New Zealand’s Asset Recovery Unit has announced a new set of actions against a company owned by Mr. Bitcoin, a Russian man charged for allegedly laundering more than $4 billion worth in cryptocurrencies. NZ police authorities discovered a company with connections to Alexander Vinnik, which had an unusual amount of money in its accounts.
The NZ police joint forces with the United States Internal Revenue Service to locate the lost funds. According to Police Commissioner Andrew Coster:
The recovered money is more likely profit gained from the victimization of thousands, if not hundreds of thousands, of people globally as a result of cybercrime and organized crime.
Vinnik who allegedly owned and operated disgraced cryptocurrency exchange BTC-e was arrested on July 25th in the northern Greek resort of Halkidiki during a swoop by local authorities, with US federal agencies and law enforcement. Greek police described him as “an internationally sought ‘mastermind’ of a crime organization.” He was also accused of laundering 300,000 Bitcoin, roughly $4 billion, during the six years that he was allegedly part of BTC-e.

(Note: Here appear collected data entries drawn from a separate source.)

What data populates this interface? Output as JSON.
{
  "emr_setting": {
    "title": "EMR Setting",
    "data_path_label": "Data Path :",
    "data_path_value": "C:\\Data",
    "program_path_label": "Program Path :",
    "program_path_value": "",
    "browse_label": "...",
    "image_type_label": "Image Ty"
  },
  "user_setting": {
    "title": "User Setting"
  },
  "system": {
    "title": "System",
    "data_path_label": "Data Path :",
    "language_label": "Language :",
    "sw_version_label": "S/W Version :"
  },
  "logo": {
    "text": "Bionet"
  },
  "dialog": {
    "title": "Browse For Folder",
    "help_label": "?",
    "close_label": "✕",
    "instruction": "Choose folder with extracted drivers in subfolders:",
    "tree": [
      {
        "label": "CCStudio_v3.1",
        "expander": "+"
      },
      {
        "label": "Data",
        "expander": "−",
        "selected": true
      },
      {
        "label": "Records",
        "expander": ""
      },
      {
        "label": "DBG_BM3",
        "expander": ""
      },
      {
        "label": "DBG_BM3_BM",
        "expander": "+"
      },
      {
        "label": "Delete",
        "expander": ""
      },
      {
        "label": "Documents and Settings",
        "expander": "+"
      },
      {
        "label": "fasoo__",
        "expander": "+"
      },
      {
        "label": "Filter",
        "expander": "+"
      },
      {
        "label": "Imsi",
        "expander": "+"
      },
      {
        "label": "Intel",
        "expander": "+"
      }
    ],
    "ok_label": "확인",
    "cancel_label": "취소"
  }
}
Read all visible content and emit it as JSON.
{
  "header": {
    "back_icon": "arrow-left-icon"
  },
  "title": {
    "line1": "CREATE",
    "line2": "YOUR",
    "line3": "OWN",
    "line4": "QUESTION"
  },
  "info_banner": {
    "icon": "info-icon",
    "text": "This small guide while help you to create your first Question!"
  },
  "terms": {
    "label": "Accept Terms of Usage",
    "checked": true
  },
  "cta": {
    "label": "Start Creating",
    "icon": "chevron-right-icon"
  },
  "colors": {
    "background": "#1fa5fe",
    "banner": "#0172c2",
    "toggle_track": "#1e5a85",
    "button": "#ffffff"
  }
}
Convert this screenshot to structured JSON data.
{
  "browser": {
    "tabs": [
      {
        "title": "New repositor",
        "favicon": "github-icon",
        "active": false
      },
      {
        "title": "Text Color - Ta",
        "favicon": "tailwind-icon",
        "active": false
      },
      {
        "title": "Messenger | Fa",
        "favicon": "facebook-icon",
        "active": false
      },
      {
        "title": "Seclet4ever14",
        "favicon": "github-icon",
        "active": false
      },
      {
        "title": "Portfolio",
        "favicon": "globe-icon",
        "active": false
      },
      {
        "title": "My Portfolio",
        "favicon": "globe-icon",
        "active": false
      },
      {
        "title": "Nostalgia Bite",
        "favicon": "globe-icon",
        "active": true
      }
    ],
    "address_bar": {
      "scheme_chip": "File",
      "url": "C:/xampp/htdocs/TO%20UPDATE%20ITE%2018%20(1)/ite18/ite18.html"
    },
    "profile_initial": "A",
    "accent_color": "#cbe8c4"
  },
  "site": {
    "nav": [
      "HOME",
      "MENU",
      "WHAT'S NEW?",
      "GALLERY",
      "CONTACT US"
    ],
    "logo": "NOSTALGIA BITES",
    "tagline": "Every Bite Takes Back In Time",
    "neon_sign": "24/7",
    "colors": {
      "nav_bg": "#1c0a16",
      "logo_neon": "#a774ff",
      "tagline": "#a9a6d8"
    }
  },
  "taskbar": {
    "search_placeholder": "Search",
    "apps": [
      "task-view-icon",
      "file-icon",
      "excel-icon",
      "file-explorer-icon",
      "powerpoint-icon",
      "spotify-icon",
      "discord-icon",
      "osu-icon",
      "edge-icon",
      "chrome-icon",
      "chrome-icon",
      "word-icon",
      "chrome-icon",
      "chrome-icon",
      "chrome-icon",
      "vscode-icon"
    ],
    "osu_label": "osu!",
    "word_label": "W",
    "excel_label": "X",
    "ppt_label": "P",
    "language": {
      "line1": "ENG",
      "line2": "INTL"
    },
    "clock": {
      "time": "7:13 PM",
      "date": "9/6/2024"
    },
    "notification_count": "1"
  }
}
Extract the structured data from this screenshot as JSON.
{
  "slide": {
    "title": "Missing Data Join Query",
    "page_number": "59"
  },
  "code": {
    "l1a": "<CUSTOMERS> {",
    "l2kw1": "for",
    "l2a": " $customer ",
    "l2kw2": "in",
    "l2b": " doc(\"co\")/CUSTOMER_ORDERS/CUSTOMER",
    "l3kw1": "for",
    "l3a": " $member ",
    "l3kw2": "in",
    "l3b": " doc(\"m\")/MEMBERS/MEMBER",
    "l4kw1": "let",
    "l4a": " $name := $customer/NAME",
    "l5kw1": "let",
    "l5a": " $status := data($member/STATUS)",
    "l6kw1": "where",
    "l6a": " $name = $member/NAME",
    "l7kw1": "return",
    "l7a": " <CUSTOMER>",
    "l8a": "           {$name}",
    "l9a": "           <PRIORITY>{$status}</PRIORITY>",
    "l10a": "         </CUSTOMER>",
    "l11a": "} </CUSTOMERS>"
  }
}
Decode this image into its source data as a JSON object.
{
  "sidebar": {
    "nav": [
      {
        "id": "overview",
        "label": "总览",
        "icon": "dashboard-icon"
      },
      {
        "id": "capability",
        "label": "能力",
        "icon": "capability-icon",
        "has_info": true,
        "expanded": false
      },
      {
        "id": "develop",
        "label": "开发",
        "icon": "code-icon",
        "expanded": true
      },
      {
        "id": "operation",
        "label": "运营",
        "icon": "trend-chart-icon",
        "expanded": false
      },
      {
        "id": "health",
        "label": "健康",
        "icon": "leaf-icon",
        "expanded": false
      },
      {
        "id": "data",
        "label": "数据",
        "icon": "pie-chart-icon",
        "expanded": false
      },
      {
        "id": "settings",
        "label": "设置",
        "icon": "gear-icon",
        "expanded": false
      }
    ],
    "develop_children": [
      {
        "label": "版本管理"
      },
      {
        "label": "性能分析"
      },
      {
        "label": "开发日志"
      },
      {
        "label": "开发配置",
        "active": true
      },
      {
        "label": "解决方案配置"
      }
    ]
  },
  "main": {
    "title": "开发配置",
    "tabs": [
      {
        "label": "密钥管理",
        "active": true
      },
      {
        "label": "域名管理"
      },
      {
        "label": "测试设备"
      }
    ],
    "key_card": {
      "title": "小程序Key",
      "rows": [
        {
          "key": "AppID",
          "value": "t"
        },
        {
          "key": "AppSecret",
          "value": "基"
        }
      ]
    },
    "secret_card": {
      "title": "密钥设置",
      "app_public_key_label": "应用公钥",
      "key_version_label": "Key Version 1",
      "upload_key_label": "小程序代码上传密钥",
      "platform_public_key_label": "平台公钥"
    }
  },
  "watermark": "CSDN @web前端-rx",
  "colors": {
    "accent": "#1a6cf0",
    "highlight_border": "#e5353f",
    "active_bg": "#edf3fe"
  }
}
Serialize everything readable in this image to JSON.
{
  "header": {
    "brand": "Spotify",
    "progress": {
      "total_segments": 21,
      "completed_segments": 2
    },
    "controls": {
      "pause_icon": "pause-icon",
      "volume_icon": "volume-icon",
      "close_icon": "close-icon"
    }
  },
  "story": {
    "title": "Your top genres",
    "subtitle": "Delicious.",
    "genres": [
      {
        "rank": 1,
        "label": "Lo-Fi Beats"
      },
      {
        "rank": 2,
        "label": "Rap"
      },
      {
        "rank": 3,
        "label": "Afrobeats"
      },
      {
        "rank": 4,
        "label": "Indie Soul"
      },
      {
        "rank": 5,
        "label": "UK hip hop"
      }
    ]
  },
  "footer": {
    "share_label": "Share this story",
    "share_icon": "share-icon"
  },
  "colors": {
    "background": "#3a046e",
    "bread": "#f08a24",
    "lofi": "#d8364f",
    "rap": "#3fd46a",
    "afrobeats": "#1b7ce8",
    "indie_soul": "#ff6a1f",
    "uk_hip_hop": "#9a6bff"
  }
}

On July 26th, 2017, the US Justice Department charged Vinnik and BTC-e with the operation of an international money laundering scheme, alleged participation in the hacking in 2014 of Japan-based Bitcoin exchange Mt Gox, public corruption, and drug trafficking, among other crimes. He was finally sent to France where he’s being charged for extortion, money laundering, and conspiracy but extradition requests from Russia and The United States are still pending.
Vinnik, 38, has vehemently denied all the US charges, claiming he is merely a Bitcoin consultant. After its closure, BTC-e itself issued a formal statement declaring that Vinnik was never an employee, promising to return all customer funds.